We are grateful to the referee for finding our work interesting and for making two very useful suggestions. First, in the revised version, we added to the extended Introduction an example of what we believe is one of the most promising and novel applications of surface waves: Creation of secondary flows to manipulate particles and chemicals. Second, we described in some details the applicability limits in the Discussion section, particularly addressing the above application.

Reviewer 3 Report

This is an interesting piece of work that presents relevant formal issues that need to be addressed before considering its publication:

  • Literature review is non-existent. It is said that very little is known about turbulence for capillary waves and only one reference is provided, yet a quick search reveals a significant number of works in the topic. This has to be addressed, their significance analysed and the novel aspects of this work in relation to them, highlighted. More background has to be provided.
  • English across the paper is not bad, yet it requires an in-depth review. There are some grammatical errors and, more importantly, the register at times is not at the level expected of a high-quality scientific journal.
  • The sections layout is odd.  There is no clear Results section. Also some paragraphs are misplaced. For instance, research questions are formulated within the results without been introduced previously in the Introduction. Also, new pieces of background information are given in the "Discussion", that should not incorporate new evidence besides the one provided in the results and literature review.
  • Little details are given on how the equations were solved and the discretisation was implemented. Also, I am not sure if "direct numerical simulation" is the right term to use here, since this normally applies to 3D numerical solving of Navier-Stokes without turbulence closure.

Author Response

We are grateful to the referee for the helpful suggestions. We substantially extended the Introduction, commenting more on the previous works. We cite in the revised version the two authoritative monographs on the subject, where most of the older and newer references can be found. On the other hand, we do not think a broad review of the field is needed in our relatively compact article devoted to a particular well-defined problem. The referee is right that a search on "capillary wave turbulence" brings many articles, but almost all of them are devoted to capillary waves on a deep water. Since our subject is anisotropy of turbulence of capillary waves on shallow water, we explicitly discuss the relevant works on the anisotropy of turbulence of capillary waves on a deep water. We do not wish to go beyond that and loosing the focus of the presentation. A reader that wish to have a broader picture is welcome to consult the monographs cited. In the revised manuscript, we formulate the research questions in the Introduction and also give there the background information, which was in the Discussion section before. We also added an example of possible application of capillary-wave turbulence in thin fluid layers.

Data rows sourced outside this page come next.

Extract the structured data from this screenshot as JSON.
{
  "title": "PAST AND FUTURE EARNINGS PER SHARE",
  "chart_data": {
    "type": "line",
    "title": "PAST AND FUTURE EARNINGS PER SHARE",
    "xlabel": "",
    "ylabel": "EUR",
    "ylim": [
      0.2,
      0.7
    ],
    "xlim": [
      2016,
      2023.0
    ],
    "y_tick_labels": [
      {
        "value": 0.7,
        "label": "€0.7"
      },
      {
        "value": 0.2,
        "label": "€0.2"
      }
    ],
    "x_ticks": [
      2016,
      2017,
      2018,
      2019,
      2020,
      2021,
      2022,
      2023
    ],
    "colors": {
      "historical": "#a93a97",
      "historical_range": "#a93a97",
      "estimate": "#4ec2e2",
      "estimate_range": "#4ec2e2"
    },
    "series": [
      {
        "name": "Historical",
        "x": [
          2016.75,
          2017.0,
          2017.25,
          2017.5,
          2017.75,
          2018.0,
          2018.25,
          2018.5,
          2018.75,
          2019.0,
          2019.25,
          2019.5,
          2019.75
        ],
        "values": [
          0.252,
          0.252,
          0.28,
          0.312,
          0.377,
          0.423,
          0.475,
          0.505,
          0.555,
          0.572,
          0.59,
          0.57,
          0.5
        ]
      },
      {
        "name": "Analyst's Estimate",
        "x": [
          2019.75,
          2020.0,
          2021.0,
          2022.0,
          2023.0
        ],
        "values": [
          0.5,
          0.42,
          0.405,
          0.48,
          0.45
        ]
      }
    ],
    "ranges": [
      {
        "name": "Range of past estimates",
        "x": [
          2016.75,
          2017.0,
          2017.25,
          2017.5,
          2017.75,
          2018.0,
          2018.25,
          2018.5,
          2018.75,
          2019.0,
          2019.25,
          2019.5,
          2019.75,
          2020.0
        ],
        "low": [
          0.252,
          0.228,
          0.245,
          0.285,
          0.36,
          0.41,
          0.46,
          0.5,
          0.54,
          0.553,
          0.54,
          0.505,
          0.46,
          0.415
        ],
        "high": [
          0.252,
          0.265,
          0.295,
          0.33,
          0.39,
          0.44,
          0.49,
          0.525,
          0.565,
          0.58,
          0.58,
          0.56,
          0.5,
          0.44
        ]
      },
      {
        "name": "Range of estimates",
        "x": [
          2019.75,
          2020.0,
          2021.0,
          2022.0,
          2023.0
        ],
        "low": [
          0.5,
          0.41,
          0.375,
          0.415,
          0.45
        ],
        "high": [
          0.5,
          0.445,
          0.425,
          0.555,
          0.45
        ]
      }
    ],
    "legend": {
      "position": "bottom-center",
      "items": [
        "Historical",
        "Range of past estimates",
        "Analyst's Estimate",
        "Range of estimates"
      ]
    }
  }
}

We corrected several inaccuracies in English, we hope it is OK now.

We changed the layout so that the Results section is now explicitly titled. We also expanded the Discussion section adding the discussion of the applicability conditions of our results.

We have extended the Section 3.2 on numerical technique, describing the algorithm in more step-by-step approach, and rewrote equations (5)-(6) in a way more aligned with the algorithm.  We added in this Section the explanations on how the equations were solved and discretization implemented.

We agree with the reviewer that "direct" numerical simulation is a misleading term and have removed the word "direct" from description. We also made longer runs (3 times) to ensure that not only we have reached a steady state but also have enough statistics, which is reflected in new Figs 3,5,6.

 

Round 2

Reviewer 1 Report

The original concerns/comments of the reviewer did not get fully resolved in this revision, and I cannot recommend publishing the manuscript.

Author Response

Since the referee does not suggest any new revisions, we do not make any changes to the manuscript.

Reviewer 3 Report

I am content with the authors' revision.

Author Response

Since the referee is content, we do not make any revisions to the manuscript.